Orchestrating AI agent teams in Claude Code

There's an experimental feature in Claude Code that is moving us towards the next logical step in AI agent workflows: the ability to spin up multiple AI agents that work together as a team. Not just one assistant helping you code, but several, each tackling a different angle of the same problem and actually talking to each other about what they're finding.

I've been playing with it since its release, and I think I finally have a feel for when it's genuinely useful versus when it's just burning tokens for the sake of looking busy.

Claude Code agent teams visualization showing multiple connected terminal windows

The setup

The way it works: you have one "lead" session that coordinates everything, and then you spawn teammates that each get their own context window. They can message each other, claim tasks from a shared list, and work in parallel. It's a bit like having a small squad you can point at a problem.

If you've used Claude Code's subagents before, the key difference is that subagents just report back to you. They're workers you dispatch and collect results from. Agent teams actually collaborate:

	Subagents	Agent teams
Communication	Report back to caller only	Message each other directly
Coordination	You manage everything	Shared task list, self-organizing
Best for	Quick focused tasks	Problems that benefit from debate
Token cost	Lower	Significantly higher

What surprised me is that the teammates don't just report back to the lead. They can actually push back on each other.

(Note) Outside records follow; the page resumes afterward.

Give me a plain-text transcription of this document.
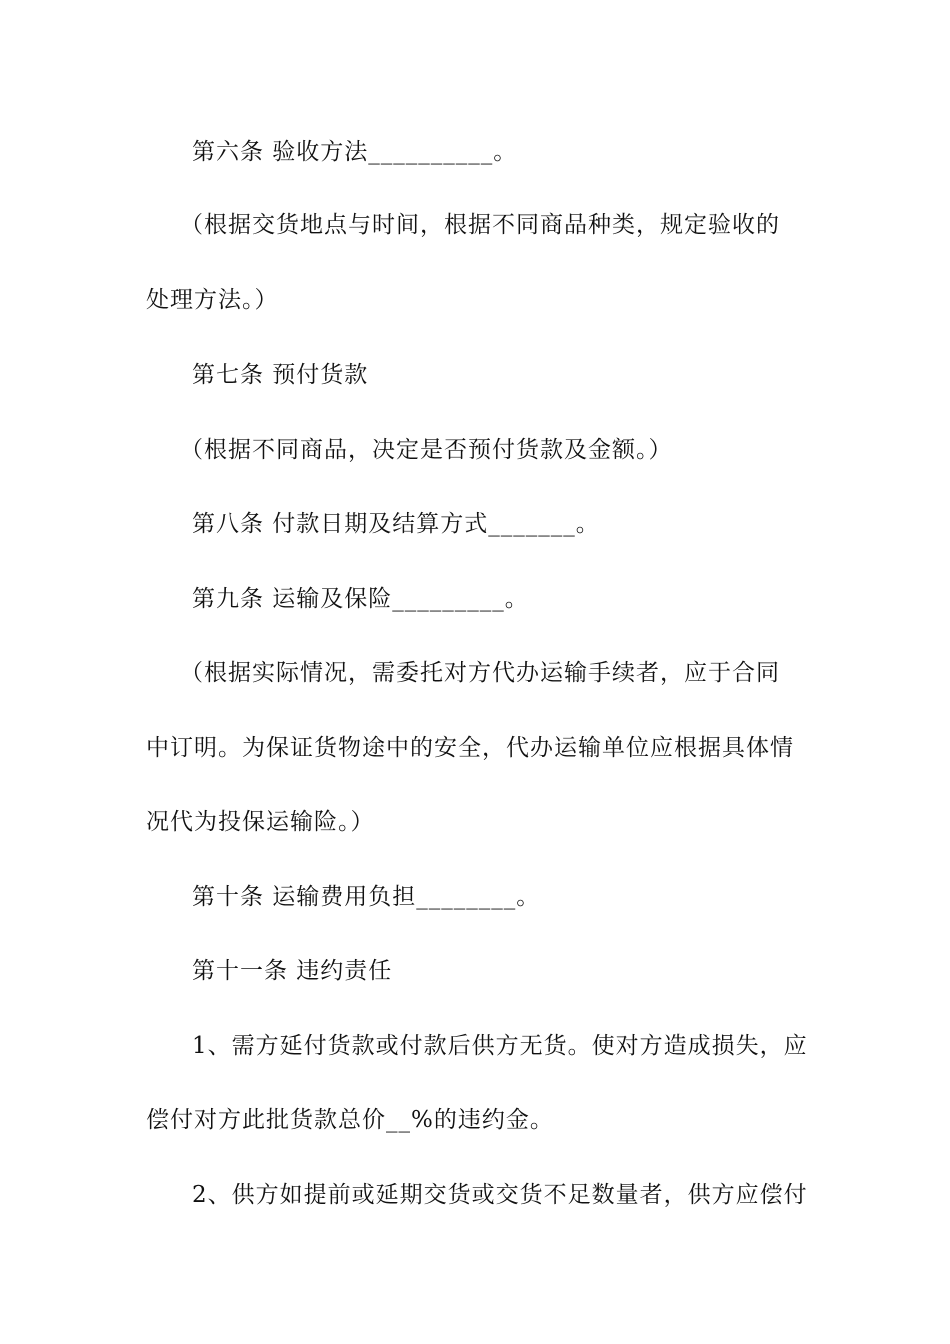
第六条 验收方法__________。
（根据交货地点与时间，根据不同商品种类，规定验收的
处理方法。）
第七条 预付货款
（根据不同商品，决定是否预付货款及金额。）
第八条 付款日期及结算方式_______。
第九条 运输及保险_________。
（根据实际情况，需委托对方代办运输手续者，应于合同
中订明。为保证货物途中的安全，代办运输单位应根据具体情
况代为投保运输险。）
第十条 运输费用负担________。
第十一条 违约责任
1、需方延付货款或付款后供方无货。使对方造成损失，应
偿付对方此批货款总价__%的违约金。
2、供方如提前或延期交货或交货不足数量者，供方应偿付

I didn't expect that to matter, but it turns out it matters a lot.

Where I've actually found it useful

The debugging scenario sold me on it. I was chasing down a performance issue in Rinkflow where the practice builder had gotten noticeably sluggish after a release. Normally I'd have Claude dig into it sequentially: check this, then check that, follow the thread wherever it leads.

Instead, I tried spawning four teammates: one to look at recent state management changes, one to profile render cycles, one to check how we were fetching drill data, and one to just review what changed in the last few commits.

The interesting part wasn't that they found things faster (though they did). It was that when the commit-review teammate flagged a change to how drills were being filtered, the render-profiling teammate basically said "that's not it, the filtering isn't even in the render path." That back-and-forth narrowed things down to a memoization that got accidentally removed during a refactor.

A single agent might have found the filtering change, concluded it was probably the culprit, and moved on. The adversarial dynamic caught what I might have missed.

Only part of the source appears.